L'expression trouve son origine dans le monde maritime et militaire. Le boulet, lourd projectile de canon en fonte, était utilisé pour couler les navires ennemis ou détruire les fortifications. Au sens figuré, dès le XIXe siècle, on a commencé à parler d'un "boulet" pour évoquer quelque chose de très lourd et encombrant à traîner. L'image du forçat enchaîné à un boulet de prison, popularisée par la littérature et le cinéma, a également renforcé cette métaphore d'une entrave physique et morale. L'expression s'est ensuite étendue à toute personne ou obligation pesante.

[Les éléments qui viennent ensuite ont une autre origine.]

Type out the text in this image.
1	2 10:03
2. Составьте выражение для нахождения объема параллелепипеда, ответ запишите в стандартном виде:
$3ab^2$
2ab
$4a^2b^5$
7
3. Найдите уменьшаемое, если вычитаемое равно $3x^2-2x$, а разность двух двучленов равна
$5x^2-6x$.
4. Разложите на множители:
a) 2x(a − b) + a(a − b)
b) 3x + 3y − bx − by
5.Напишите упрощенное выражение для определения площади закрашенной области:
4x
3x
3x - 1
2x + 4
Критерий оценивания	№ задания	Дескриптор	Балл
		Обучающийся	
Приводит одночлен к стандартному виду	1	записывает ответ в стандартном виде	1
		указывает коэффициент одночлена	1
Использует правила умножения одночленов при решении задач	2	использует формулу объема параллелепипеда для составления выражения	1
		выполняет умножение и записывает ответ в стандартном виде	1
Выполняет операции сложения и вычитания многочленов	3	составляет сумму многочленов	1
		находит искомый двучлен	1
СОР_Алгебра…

Avec toutes ses dettes, son frère est vraiment un boulet pour lui, il ne peut pas faire de projets.
Dans cette équipe de projet, le stagiaire incompétent est un vrai boulet, on doit tout refaire après lui.
— Je ne peux plus sortir avec elle, ses problèmes d'argent sont un boulet pour moi. — C'est triste, mais je comprends.
Ce vieux logiciel est un boulet pour l'entreprise, il ralentit tout le monde et coûte une fortune en maintenance.
Il traîne son passé comme un boulet au pied, ça l'empêche de tourner la page et d'être heureux.